Forschungsprojekt
Forschungsstelle
Institut für Mobilität & Verkehr
Technische Universität Kaiserslautern
Paul-Ehrlich-Straße 14
D-67663 Kaiserslautern
Bearbeiter/in
Auftraggeberin
EU: INTERREG IVB Alpenraum „Alpine Space“, transnationale Zusammenarbeit zur Raumentwicklung
Projektpartner
Österreich|SIR – Salzburger Institut für Raumordnung und Wohnen
Österreich|Research Studios – Studio Ispace Salzburg
Deutschland|Landeshauptstadt München, Referat Stadtplanung und Bauordnung inkl. Münchner Tarif- und Verkehrsverbund sowie Planungsverband Äußerer Wirtschaftsraum München
Frankreich|Region Rhône Alpes - Direction Europe Relations internationales et Coopération
Frankreich|University Joseph Fourier Grenoble, PACTE-Territory Laboratory
Italien|Provinz Mantua
Italien|UNCEM - Union of Mountain Municipalities of Piemonte Region
Italien|Provinz Belluno
Slovenien|UIRS - Urbanistik Institut der Republik Slowenien
Abschluss
Juni 2014
Kurzbericht
Besonders im Privatbereich werden vielfach individualverkehrsorientierte Standortentscheidungen ohne langfristige Folgenabschätzung getroffen, abseits gut erreichbarer und langfristig leistbarer infrastruktureller Versorgung. Auch Standortentscheidungen von Betrieben und Baulandfestlegungen durch Gemeinden sollten sich vermehrt an Zentren, Versorgungsinfrastruktur und ÖV-Achsen orientieren.

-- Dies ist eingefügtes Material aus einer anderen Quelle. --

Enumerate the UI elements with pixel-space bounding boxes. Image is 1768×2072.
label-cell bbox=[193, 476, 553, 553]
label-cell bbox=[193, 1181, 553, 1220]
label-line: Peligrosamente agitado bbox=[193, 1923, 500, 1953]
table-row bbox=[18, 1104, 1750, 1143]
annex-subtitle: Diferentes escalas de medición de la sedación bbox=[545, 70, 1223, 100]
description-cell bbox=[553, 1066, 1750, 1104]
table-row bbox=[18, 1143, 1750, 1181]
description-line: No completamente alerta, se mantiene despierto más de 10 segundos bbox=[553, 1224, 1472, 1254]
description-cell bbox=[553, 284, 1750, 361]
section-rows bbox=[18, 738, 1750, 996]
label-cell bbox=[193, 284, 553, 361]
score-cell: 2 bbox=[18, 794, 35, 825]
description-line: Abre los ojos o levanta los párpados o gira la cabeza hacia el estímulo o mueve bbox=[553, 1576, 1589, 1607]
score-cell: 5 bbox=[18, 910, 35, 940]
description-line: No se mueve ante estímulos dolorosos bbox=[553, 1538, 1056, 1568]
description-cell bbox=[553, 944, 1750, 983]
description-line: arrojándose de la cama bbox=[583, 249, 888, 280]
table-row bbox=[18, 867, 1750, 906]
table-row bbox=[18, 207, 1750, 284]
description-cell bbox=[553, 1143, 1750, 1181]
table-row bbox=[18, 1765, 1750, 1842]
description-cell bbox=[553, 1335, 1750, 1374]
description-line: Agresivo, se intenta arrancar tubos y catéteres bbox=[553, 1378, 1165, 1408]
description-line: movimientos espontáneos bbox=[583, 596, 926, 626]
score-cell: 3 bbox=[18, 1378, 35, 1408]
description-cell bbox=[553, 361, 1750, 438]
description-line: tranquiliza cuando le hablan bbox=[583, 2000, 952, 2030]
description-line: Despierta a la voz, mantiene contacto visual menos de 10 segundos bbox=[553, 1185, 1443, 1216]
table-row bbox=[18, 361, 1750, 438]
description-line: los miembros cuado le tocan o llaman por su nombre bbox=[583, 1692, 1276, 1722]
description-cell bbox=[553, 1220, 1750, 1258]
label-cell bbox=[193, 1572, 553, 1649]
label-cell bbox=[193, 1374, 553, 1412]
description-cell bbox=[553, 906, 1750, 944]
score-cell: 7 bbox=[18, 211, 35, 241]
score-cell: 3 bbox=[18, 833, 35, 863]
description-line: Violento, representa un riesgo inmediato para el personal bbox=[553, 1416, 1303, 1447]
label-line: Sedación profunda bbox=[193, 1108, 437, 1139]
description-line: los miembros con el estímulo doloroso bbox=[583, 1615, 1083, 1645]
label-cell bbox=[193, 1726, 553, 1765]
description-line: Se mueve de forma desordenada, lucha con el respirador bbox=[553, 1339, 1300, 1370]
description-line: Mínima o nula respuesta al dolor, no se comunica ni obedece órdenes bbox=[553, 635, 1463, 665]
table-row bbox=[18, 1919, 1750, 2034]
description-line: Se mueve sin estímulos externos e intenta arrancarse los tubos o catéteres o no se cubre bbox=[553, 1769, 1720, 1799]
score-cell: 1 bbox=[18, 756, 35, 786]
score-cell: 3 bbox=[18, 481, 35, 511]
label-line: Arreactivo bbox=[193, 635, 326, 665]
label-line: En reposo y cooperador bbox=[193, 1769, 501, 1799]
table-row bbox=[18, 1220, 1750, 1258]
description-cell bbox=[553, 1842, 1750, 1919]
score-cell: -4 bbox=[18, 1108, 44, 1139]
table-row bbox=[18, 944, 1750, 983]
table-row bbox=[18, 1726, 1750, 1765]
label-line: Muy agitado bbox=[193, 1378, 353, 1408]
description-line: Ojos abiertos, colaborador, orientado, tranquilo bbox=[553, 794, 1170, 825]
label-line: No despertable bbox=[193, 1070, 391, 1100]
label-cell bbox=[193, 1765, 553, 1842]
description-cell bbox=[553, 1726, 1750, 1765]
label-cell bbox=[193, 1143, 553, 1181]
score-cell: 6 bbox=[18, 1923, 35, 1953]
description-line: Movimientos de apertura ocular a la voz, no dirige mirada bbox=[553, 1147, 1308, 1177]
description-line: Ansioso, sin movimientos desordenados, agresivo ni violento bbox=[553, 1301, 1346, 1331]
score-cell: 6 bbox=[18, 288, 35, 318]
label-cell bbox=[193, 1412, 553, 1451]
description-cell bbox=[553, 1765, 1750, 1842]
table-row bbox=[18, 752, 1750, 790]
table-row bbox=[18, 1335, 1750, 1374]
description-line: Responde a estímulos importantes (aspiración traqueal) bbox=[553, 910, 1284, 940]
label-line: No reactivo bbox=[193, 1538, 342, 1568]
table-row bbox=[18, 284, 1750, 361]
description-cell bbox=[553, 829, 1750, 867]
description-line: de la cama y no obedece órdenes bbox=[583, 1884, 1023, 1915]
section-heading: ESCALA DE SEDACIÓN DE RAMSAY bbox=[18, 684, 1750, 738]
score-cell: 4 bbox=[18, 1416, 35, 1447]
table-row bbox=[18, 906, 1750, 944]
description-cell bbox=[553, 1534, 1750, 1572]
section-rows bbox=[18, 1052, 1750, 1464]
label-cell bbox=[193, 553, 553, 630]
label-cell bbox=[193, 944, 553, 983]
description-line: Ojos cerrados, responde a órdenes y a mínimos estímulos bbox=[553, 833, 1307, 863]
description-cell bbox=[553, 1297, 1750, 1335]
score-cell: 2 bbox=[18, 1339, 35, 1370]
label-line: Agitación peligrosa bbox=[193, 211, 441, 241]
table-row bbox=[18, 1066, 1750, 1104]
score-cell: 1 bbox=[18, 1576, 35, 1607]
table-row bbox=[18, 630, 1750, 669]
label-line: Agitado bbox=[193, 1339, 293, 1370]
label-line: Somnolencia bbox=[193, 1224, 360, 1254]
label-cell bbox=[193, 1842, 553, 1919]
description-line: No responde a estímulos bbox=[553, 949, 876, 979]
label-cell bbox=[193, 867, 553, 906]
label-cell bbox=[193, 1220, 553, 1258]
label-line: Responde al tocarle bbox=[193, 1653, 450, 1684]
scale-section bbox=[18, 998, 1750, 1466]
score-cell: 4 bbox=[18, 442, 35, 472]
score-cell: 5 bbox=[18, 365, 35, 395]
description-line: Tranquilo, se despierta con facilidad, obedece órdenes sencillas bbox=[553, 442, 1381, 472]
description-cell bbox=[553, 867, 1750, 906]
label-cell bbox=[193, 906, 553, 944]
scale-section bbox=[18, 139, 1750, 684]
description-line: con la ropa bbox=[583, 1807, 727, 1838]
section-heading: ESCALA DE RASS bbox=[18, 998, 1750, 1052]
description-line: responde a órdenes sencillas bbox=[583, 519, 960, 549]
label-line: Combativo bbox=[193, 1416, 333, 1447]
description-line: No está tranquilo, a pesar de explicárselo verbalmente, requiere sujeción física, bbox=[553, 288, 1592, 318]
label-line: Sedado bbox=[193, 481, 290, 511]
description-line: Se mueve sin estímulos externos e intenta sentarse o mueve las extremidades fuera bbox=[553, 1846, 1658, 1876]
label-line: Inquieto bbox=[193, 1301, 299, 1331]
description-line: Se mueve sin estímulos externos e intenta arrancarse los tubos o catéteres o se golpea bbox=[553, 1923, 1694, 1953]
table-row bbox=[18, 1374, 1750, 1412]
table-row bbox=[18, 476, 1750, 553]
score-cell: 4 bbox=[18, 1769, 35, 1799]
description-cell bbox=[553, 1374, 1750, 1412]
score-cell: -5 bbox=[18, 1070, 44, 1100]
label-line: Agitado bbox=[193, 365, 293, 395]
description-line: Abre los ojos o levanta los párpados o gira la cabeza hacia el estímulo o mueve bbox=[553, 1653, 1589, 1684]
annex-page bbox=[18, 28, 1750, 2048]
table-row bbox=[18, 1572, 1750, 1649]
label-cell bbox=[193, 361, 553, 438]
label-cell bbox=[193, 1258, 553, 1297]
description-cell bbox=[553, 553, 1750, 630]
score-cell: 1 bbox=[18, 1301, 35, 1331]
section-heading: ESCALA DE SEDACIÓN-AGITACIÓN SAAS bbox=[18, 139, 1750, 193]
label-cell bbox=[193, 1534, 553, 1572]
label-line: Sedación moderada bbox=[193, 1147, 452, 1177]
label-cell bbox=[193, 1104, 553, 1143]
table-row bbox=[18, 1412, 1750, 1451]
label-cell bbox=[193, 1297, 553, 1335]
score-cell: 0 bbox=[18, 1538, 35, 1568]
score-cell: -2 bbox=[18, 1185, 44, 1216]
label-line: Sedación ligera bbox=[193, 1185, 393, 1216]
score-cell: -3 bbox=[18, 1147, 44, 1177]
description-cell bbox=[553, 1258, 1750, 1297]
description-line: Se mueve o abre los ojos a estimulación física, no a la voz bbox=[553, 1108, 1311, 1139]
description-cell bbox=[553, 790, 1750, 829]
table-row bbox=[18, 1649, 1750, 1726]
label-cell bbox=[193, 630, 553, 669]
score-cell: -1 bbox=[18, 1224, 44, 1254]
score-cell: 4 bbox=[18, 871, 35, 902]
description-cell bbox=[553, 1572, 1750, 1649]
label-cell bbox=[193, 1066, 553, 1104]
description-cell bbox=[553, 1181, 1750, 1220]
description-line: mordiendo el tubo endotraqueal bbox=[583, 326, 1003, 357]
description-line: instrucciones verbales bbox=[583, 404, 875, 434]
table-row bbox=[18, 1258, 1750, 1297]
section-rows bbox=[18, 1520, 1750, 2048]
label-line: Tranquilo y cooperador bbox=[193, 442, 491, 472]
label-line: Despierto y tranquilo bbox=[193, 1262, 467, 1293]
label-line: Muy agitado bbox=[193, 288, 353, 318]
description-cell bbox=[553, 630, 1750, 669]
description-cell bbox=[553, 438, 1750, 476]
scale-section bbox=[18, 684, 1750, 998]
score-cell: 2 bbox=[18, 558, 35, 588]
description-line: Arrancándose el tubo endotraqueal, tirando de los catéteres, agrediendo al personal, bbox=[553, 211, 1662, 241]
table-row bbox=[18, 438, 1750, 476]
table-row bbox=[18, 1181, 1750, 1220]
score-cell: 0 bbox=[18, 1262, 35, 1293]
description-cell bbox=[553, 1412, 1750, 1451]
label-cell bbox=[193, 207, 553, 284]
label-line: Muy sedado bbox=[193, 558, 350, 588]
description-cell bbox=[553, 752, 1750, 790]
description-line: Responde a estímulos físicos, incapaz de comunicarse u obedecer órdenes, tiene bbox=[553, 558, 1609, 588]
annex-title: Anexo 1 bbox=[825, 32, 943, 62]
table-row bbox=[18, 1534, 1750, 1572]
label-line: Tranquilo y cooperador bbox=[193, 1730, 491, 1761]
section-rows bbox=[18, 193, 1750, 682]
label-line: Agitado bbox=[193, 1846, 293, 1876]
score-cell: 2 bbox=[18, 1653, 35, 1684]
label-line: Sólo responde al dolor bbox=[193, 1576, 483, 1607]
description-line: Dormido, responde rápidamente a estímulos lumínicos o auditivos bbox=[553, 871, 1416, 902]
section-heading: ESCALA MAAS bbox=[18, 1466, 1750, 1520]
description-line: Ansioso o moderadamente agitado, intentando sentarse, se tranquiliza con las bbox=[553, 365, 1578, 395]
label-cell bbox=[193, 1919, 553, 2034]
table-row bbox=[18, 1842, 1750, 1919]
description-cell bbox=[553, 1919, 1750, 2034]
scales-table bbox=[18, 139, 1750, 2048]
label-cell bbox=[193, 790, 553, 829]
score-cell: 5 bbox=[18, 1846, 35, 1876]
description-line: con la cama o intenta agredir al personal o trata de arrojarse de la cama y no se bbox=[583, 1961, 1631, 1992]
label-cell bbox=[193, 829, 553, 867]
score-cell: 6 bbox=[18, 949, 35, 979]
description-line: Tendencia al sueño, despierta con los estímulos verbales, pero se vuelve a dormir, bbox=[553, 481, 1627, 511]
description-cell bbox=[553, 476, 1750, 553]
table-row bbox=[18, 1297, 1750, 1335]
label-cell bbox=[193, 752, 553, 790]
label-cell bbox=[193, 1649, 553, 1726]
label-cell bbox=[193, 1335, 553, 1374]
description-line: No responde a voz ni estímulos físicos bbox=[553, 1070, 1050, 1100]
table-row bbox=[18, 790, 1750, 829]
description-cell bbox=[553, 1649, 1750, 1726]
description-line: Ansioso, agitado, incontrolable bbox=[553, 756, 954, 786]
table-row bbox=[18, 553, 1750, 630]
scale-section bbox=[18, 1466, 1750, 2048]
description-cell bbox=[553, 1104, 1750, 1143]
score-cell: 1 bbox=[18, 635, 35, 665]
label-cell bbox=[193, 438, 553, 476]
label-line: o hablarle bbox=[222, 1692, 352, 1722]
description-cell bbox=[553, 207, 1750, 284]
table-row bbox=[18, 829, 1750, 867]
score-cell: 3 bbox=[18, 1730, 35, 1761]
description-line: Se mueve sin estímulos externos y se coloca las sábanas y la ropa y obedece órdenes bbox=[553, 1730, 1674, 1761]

Die Summe dieser individuellen Standortentscheidungen verursacht
- Reduktion der Lebensqualität (lange Wegzeiten, hohe Abhängigkeit vom motorisierten Individualverkehr, usw.)
- hohe öffentliche Infrastrukturkosten (Neubau, Erhaltung, Auslastung)
- hohe Umweltbelastungen und volkswirtschaftliche Verkehrskosten
Zielsetzung des Projektes
- Standortentscheidungen von Bürgern, Bauwirtschaft, Behörden und Unternehmen sollen indirekt in Richtung nachhaltiger Mobilität und Infrastrukturstärkung hin zu Versorgungszentren und ÖV-Achsen beeinflusst werden (Bewusstseinsbildung).
Aktionen und Maßnahmen
- Leicht verständliche, grafische Aufbereitung der Folgekosten einer Standortwahl: Beispiele zu Wegezeitaufwand und Kostenfaktoren (Mobilität, Bodenpreise, Wohnkosten, Infrastrukturkosten)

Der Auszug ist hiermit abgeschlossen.